Form and Content

(Critical Edition of Young Adult Fiction)

With Mumbet: The Story of Elizabeth Freeman, Harold W. Felton created a biography and a historical text for understanding slaves, their masters, and the beginning of the civil rights movement in the United States. Within the context of the times and the major persons involved in the events, this book documents the historical significance of Freeman’s life from the age of six months through her death.

Felton introduces his subject through listing her various nicknames and identifies “Mumbet” as the name on her gravestone. Later in the book, young readers learn that this name was derived from “Mama Bet,” which was the name bestowed by the children in her care. In establishing the historical consequence of Freeman’s life, Felton cites court records from Great Barrington, Massachusetts, in which she, a slave, together with another slave, Brom, brought legal action to obtain their freedom in 1781. Then he identifies the major characters in the unusual court action based on the new constitution of Massachusetts, which provided that “all men are created equal.” As each character is identified, the historical facts related to that individual are given and his or her role in the history of that time is explained. Freeman was left with an infant daughter when her husband was killed fighting for freedom in the American Revolution. This information and other facts about her and her descendants are introduced through quotations from documents and letters that acquaint readers with the significance of her life.

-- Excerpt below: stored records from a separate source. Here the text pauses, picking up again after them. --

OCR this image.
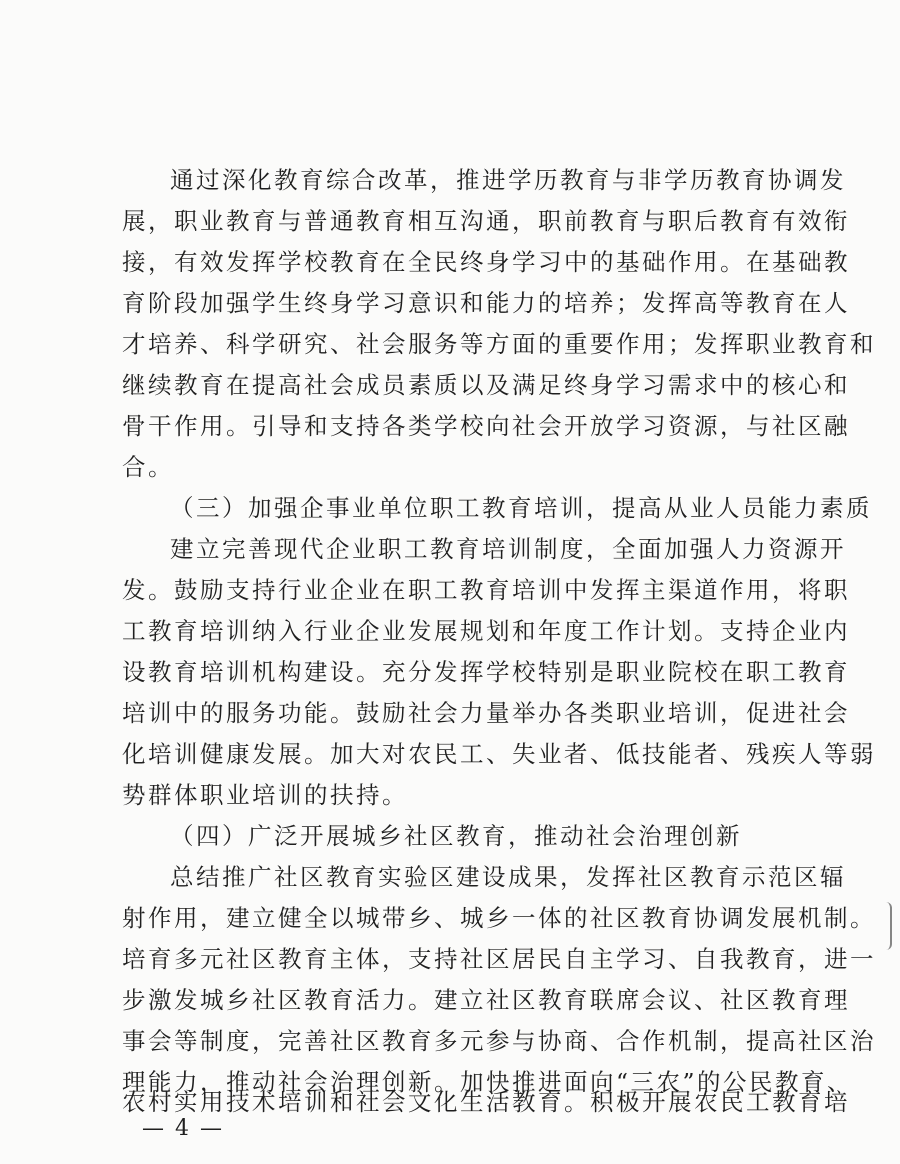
通过深化教育综合改革，推进学历教育与非学历教育协调发
展，职业教育与普通教育相互沟通，职前教育与职后教育有效衔
接，有效发挥学校教育在全民终身学习中的基础作用。在基础教
育阶段加强学生终身学习意识和能力的培养；发挥高等教育在人
才培养、科学研究、社会服务等方面的重要作用；发挥职业教育和
继续教育在提高社会成员素质以及满足终身学习需求中的核心和
骨干作用。引导和支持各类学校向社会开放学习资源，与社区融
合。
（三）加强企事业单位职工教育培训，提高从业人员能力素质
建立完善现代企业职工教育培训制度，全面加强人力资源开
发。鼓励支持行业企业在职工教育培训中发挥主渠道作用，将职
工教育培训纳入行业企业发展规划和年度工作计划。支持企业内
设教育培训机构建设。充分发挥学校特别是职业院校在职工教育
培训中的服务功能。鼓励社会力量举办各类职业培训，促进社会
化培训健康发展。加大对农民工、失业者、低技能者、残疾人等弱
势群体职业培训的扶持。
（四）广泛开展城乡社区教育，推动社会治理创新
总结推广社区教育实验区建设成果，发挥社区教育示范区辐
射作用，建立健全以城带乡、城乡一体的社区教育协调发展机制。
培育多元社区教育主体，支持社区居民自主学习、自我教育，进一
步激发城乡社区教育活力。建立社区教育联席会议、社区教育理
事会等制度，完善社区教育多元参与协商、合作机制，提高社区治
理能力，推动社会治理创新。加快推进面向“三农”的公民教育、
农村实用技术培训和社会文化生活教育。积极开展农民工教育培
— 4 —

The biographer goes beyond the documentation used in the introduction as he develops the five chapters constituting the balance of this book. In these chapters, the story of Freeman’s life takes shape when she is sold at the age of six months. Her character is developed and revealed through her interactions with her master and mistress, her sister Lizzie, and the Ashley family. Freeman learned about the new constitution of Massachusetts while serving the Ashley family and filed suit for herself and Brom in 1781. While she waited for the verdict of the court, she worked for the Sedgwick family, and after she was freed, they continued to rely on her tender care. Subsequent chapters chronicle the ways that Freeman served the Sedgwick family over the years and the importance of her independent spirit in several situations. The book closes with the legend on the stone that stands at her grave.